Pengalaman serupa dirasakan Professor Afif Muhammad ketika berkesempatan ke Kanada yang merupakan negara paling islami no 5. Beliau heran melihat penduduk di sana yang tak pernah mengunci pintu rumahnya. Saat salah seorang penduduk ditanya tentang hal ini, mereka malah balik bertanya, “mengapa harus dikunci?” Di kesempatan lain, masih di Kanada, seorang pimpinan ormas Islam besar pernah ketinggalan kamera di halte bis. Setelah beberapa jam kembali ke tempat itu, kamera masih tersimpan dengan posisi yang tak berubah. Sungguh ironis jika kita bandingkan dengan keadaan di negeri muslim yang sendal jepit saja bisa hilang di rumah Allah yang Maha Melihat. Padahal jelas-jelas kata “iman” sama akar katanya dengan aman. Artinya, jika semua penduduk beriman, seharusnya bisa memberi rasa aman. Penduduk Kanada menemukan rasa aman padahal (mungkin) tanpa iman.
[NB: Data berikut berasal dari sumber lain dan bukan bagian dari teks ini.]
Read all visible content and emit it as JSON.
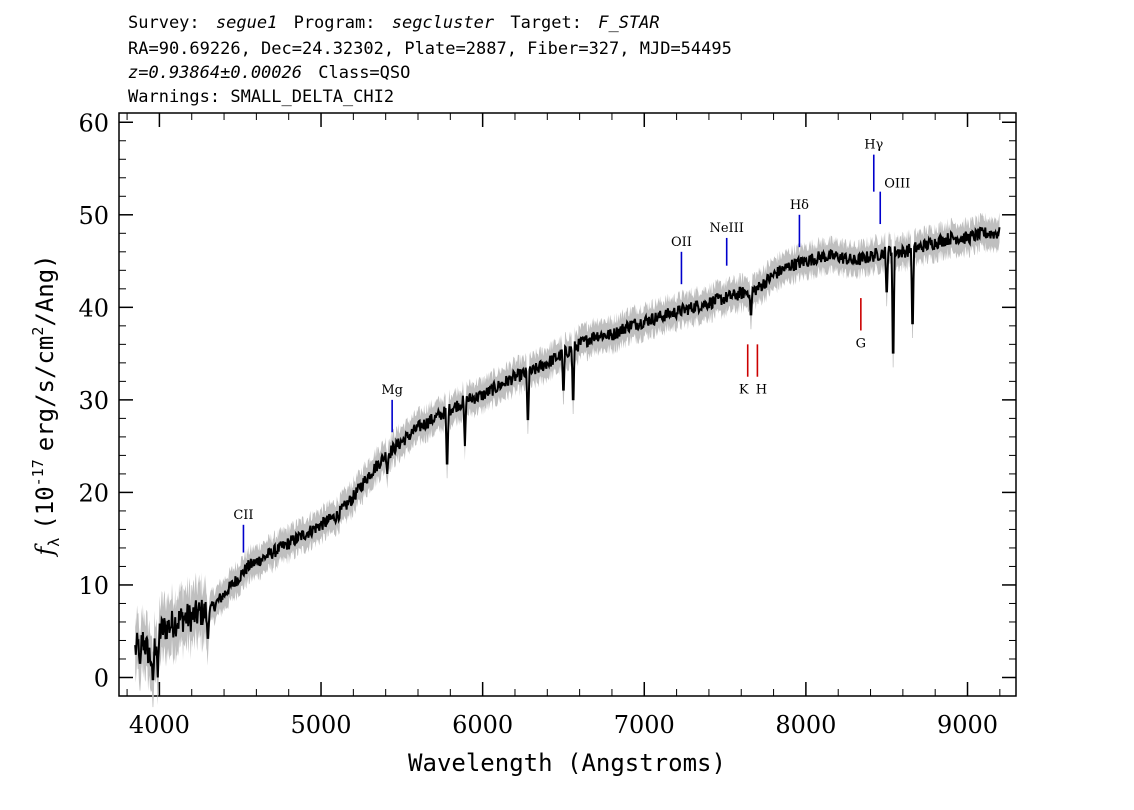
{
  "header": {
    "line1": {
      "survey_label": "Survey:",
      "survey": "segue1",
      "program_label": "Program:",
      "program": "segcluster",
      "target_label": "Target:",
      "target": "F_STAR"
    },
    "line2": "RA=90.69226, Dec=24.32302, Plate=2887, Fiber=327, MJD=54495",
    "line3": {
      "redshift": "z=0.93864±0.00026",
      "class": "Class=QSO"
    },
    "line4": "Warnings: SMALL_DELTA_CHI2"
  },
  "chart_data": {
    "type": "line",
    "xlabel": "Wavelength (Angstroms)",
    "ylabel": {
      "symbol": "f",
      "sub": "λ",
      "pre": "(10",
      "exp": "-17",
      "mid": "erg/s/cm",
      "exp2": "2",
      "post": "/Ang)"
    },
    "xlim": [
      3750,
      9300
    ],
    "ylim": [
      -2,
      61
    ],
    "xticks": [
      4000,
      5000,
      6000,
      7000,
      8000,
      9000
    ],
    "yticks": [
      0,
      10,
      20,
      30,
      40,
      50,
      60
    ],
    "xtick_labels": [
      "4000",
      "5000",
      "6000",
      "7000",
      "8000",
      "9000"
    ],
    "ytick_labels": [
      "0",
      "10",
      "20",
      "30",
      "40",
      "50",
      "60"
    ],
    "grid": false,
    "colors": {
      "spectrum": "#000000",
      "error_band": "#bfbfbf",
      "emission": "#0000cc",
      "absorption": "#cc0000"
    },
    "spectrum": {
      "x": [
        3850,
        3900,
        3950,
        4000,
        4050,
        4100,
        4150,
        4200,
        4250,
        4300,
        4350,
        4400,
        4450,
        4500,
        4550,
        4600,
        4650,
        4700,
        4750,
        4800,
        4850,
        4900,
        4950,
        5000,
        5100,
        5200,
        5300,
        5400,
        5500,
        5600,
        5700,
        5800,
        5900,
        6000,
        6100,
        6200,
        6300,
        6400,
        6500,
        6600,
        6700,
        6800,
        6900,
        7000,
        7100,
        7200,
        7300,
        7400,
        7500,
        7600,
        7700,
        7800,
        7900,
        8000,
        8100,
        8200,
        8300,
        8400,
        8500,
        8600,
        8700,
        8800,
        8900,
        9000,
        9100,
        9200
      ],
      "y": [
        3,
        4,
        2,
        5,
        5.5,
        6,
        6.5,
        6.5,
        7,
        7,
        8,
        9,
        10,
        11,
        12,
        12.5,
        13,
        13.5,
        14,
        14.5,
        15,
        15.5,
        16,
        16.5,
        17.5,
        19.5,
        22,
        24,
        25.5,
        27,
        28,
        29,
        30,
        30.5,
        31.5,
        32.5,
        33,
        34,
        35,
        36,
        37,
        37,
        38,
        38.5,
        39,
        39.5,
        40,
        40.5,
        41,
        41.5,
        42,
        43.5,
        44.5,
        45,
        45.5,
        45.5,
        45,
        45.5,
        46,
        46,
        46.5,
        47,
        47.5,
        47.5,
        48,
        48
      ]
    },
    "dips": [
      {
        "x": 3880,
        "y": 1
      },
      {
        "x": 3960,
        "y": -1
      },
      {
        "x": 3990,
        "y": 0
      },
      {
        "x": 4300,
        "y": 3.5
      },
      {
        "x": 5410,
        "y": 22
      },
      {
        "x": 5780,
        "y": 21.5
      },
      {
        "x": 5890,
        "y": 25
      },
      {
        "x": 6280,
        "y": 26.5
      },
      {
        "x": 6500,
        "y": 30
      },
      {
        "x": 6560,
        "y": 28.5
      },
      {
        "x": 7660,
        "y": 38.5
      },
      {
        "x": 8500,
        "y": 40.5
      },
      {
        "x": 8540,
        "y": 32
      },
      {
        "x": 8660,
        "y": 36
      }
    ],
    "lines": [
      {
        "name": "CII",
        "x": 4520,
        "y1": 13.5,
        "y2": 16.5,
        "type": "emission",
        "label_pos": "above"
      },
      {
        "name": "Mg",
        "x": 5440,
        "y1": 26.5,
        "y2": 30,
        "type": "emission",
        "label_pos": "above"
      },
      {
        "name": "OII",
        "x": 7230,
        "y1": 42.5,
        "y2": 46,
        "type": "emission",
        "label_pos": "above"
      },
      {
        "name": "NeIII",
        "x": 7510,
        "y1": 44.5,
        "y2": 47.5,
        "type": "emission",
        "label_pos": "above"
      },
      {
        "name": "Hδ",
        "x": 7960,
        "y1": 46.5,
        "y2": 50,
        "type": "emission",
        "label_pos": "above"
      },
      {
        "name": "Hγ",
        "x": 8420,
        "y1": 52.5,
        "y2": 56.5,
        "type": "emission",
        "label_pos": "above"
      },
      {
        "name": "OIII",
        "x": 8460,
        "y1": 49,
        "y2": 52.5,
        "type": "emission",
        "label_pos": "right"
      },
      {
        "name": "K",
        "x": 7640,
        "y1": 32.5,
        "y2": 36,
        "type": "absorption",
        "label_pos": "below"
      },
      {
        "name": "H",
        "x": 7700,
        "y1": 32.5,
        "y2": 36,
        "type": "absorption",
        "label_pos": "below"
      },
      {
        "name": "G",
        "x": 8340,
        "y1": 37.5,
        "y2": 41,
        "type": "absorption",
        "label_pos": "below"
      }
    ]
  }
}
Tetapi kita merasa tidak aman di tengah orang-orang yang (mengaku) beriman.
Seorang teman bercerita, di Jerman, seorang ibu marah kepada seorang Indonesia yang menyebrang saat lampu penyebrangan masih merah. “Saya mendidik anak saya bertahun-tahun untuk taat aturan, hari ini Anda menghancurkannya. Anak saya ini melihat Anda melanggar aturan, dan saya khawatir dia akan meniru Anda”. Sangat kontras dengan sebuah video di Youtube yang menayangkan seorang bapak-bapak di Jakarta dengan pakaian jubah dan sorban naik motor tanpa helm. Ketika ditangkap polisi karena melanggar, si Bapak tersebut malah marah dengan menyebut-nyebut bahwa dirinya habib.
Mengapa kontradiksi ini terjadi? Syaikh Basuni ulama Kalimantan pernah berkirim surat kepada Muhamamd Rashid Ridha ulama terkemuka dari Mesir. Suratnya berisi pertanyaan: “Limadza taakhara muslimuuna wataqaddama ghairuhum?”, mengapa muslim terbelakang dan umat yang lain maju? Surat itu dijawab panjang lebar dan dijadikan satu buku dengan judul yang dikutip dari pertanyaan itu. Inti dari jawaban Rasyid Ridha, Islam mundur karena meninggalkan ajarannya, sementara Barat maju karena meninggalkan ajarannya.
Umat Islam terbelakang karena meninggalkan ajaran iqra (membaca) dan cinta ilmu. Tidak aneh dengan situasi seperti itu, Indonesia saat ini menempati urutan ke- 111 dalam hal tradisi membaca. Muslim juga meninggalkan budaya disiplin dan amanah, sehingga tak heran negara-begara Muslim terpuruk di kategori low trust society yang masyarakatnya sulit dipercaya dan sulit mempercayai orang lain alias selalu penuh curiga. Muslim meninggalkan budaya bersih yang menjadi ajaran Islam, karena itu jangan heran jika kita melihat mobil-mobil mewah di kota-kota besar tiba-tiba melempar sampah ke jalan melalui jendela mobilnya.
Siapa yang salah? Mungkin yang salah yang membuat survey. Seandainya keislaman sebuah negara itu diukur dari jumlah jama’ah hajinya pastilah Indonesia ada di ranking pertama.